Critics say had the governor accounted for retiree obligations, California still would have a deficit.
"If we were making all of the payments that we need to pay for our retirement benefits, we would be $9 billion in the hole. So the only way you can show we're not in the hole is by ignoring these obligations," said Dan Pellissier, president of California Pension Reform.
But the Brown administration says the spending blueprint addresses the problem, just not as fast as critics would like, because there's only so much money and the state has more pressing needs.
"Because we're paying it down on a scheduled basis and at the same time we're holding the line on spending," said H.D. Palmer, a spokesman for the California Finance Department. "We believe we've got a prudent road map to keep a balanced budget."
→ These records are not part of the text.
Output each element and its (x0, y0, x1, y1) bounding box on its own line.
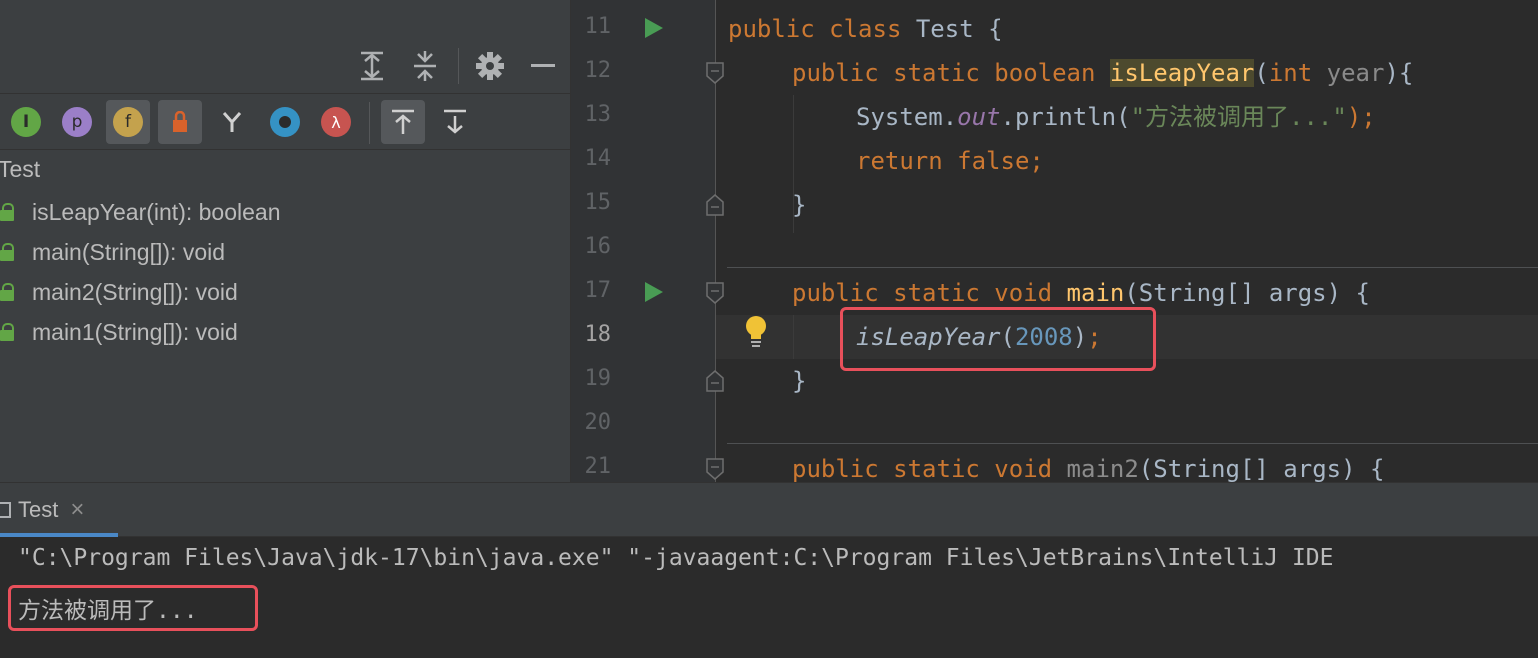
run-tool-window: Test × "C:\Program Files\Java\jdk-17\bin… (0, 482, 1538, 658)
minimize-icon[interactable] (527, 46, 559, 86)
run-tab-test[interactable]: Test × (0, 483, 118, 537)
line-number: 15 (584, 190, 612, 215)
show-lambdas-branch-icon[interactable] (210, 100, 254, 144)
tree-item-label: isLeapYear(int): boolean (32, 198, 281, 225)
highlight-box-call (840, 307, 1156, 371)
public-method-icon (0, 322, 18, 342)
fold-open-icon[interactable] (706, 282, 724, 304)
run-class-icon[interactable] (645, 18, 663, 38)
collapse-all-icon[interactable] (409, 46, 441, 86)
show-fields-icon[interactable]: f (106, 100, 150, 144)
active-tab-indicator (0, 533, 118, 537)
code-line-11: public class Test { (728, 15, 1003, 43)
line-number: 17 (584, 278, 612, 303)
show-inherited-icon[interactable]: I (4, 100, 48, 144)
tree-item-label: main1(String[]): void (32, 318, 238, 345)
fold-open-icon[interactable] (706, 62, 724, 84)
method-name-highlight: isLeapYear (1109, 59, 1255, 87)
tree-item[interactable]: main1(String[]): void (0, 312, 238, 352)
line-number: 12 (584, 58, 612, 83)
autoscroll-to-source-icon[interactable] (381, 100, 425, 144)
fold-close-icon[interactable] (706, 370, 724, 392)
show-non-public-icon[interactable] (158, 100, 202, 144)
filter-separator (369, 102, 370, 144)
header-separator (458, 48, 459, 84)
run-config-icon (0, 502, 11, 518)
indent-guide (793, 315, 794, 359)
expand-all-icon[interactable] (356, 46, 388, 86)
tree-item-label: main2(String[]): void (32, 278, 238, 305)
tree-root-class[interactable]: Test (0, 156, 40, 183)
code-line-13: System.out.println("方法被调用了..."); (856, 103, 1376, 131)
fold-close-icon[interactable] (706, 194, 724, 216)
highlight-box-output (8, 585, 258, 631)
run-tab-bar: Test × (0, 483, 1538, 537)
structure-header (0, 0, 570, 94)
line-number: 14 (584, 146, 612, 171)
gear-icon[interactable] (474, 46, 506, 86)
show-anonymous-icon[interactable] (263, 100, 307, 144)
code-line-21: public static void main2(String[] args) … (792, 455, 1385, 482)
method-separator (727, 267, 1538, 268)
tree-item[interactable]: main2(String[]): void (0, 272, 238, 312)
line-number: 11 (584, 14, 612, 39)
structure-panel: I p f λ Test isLeapYear(int): boolean ma… (0, 0, 570, 482)
line-number: 20 (584, 410, 612, 435)
code-line-14: return false; (856, 147, 1044, 175)
line-number: 16 (584, 234, 612, 259)
tree-item[interactable]: main(String[]): void (0, 232, 225, 272)
line-number: 21 (584, 454, 612, 479)
tree-item[interactable]: isLeapYear(int): boolean (0, 192, 281, 232)
close-icon[interactable]: × (70, 496, 84, 524)
method-separator (727, 443, 1538, 444)
tree-item-label: main(String[]): void (32, 238, 226, 265)
lightbulb-icon[interactable] (743, 314, 769, 348)
public-method-icon (0, 242, 18, 262)
run-tab-label: Test (18, 497, 59, 522)
line-number: 13 (584, 102, 612, 127)
line-number-current: 18 (584, 322, 612, 347)
code-editor[interactable]: 11 12 13 14 15 16 17 18 19 20 21 public … (570, 0, 1538, 482)
show-lambda-icon[interactable]: λ (314, 100, 358, 144)
show-properties-icon[interactable]: p (55, 100, 99, 144)
line-number: 19 (584, 366, 612, 391)
structure-filter-toolbar: I p f λ (0, 96, 570, 150)
console-command-line: "C:\Program Files\Java\jdk-17\bin\java.e… (18, 545, 1334, 571)
code-line-15: } (792, 191, 807, 219)
code-line-12: public static boolean isLeapYear(int yea… (792, 59, 1414, 87)
public-method-icon (0, 282, 18, 302)
public-method-icon (0, 202, 18, 222)
run-main-icon[interactable] (645, 282, 663, 302)
editor-gutter: 11 12 13 14 15 16 17 18 19 20 21 (571, 0, 716, 482)
autoscroll-from-source-icon[interactable] (433, 100, 477, 144)
code-line-19: } (792, 367, 807, 395)
fold-open-icon[interactable] (706, 458, 724, 480)
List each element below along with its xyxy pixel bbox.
The Legislative Analyst also had concerns about how schools are being given Proposition 39 money. That's the voter-approved initiative to make campuses more energy-efficient. It's being counted as part of per-pupil spending.
"We've raised several concerns about whether the governor's proposal meets the specific language of Prop. 39," said Taylor.
Both the Legislative Analyst and the Brown administration agree that the state budget proposal could be turned upside down as soon as next month if California receives less money from the feds as a result of the debt-ceiling negotiations in Washington, D.C.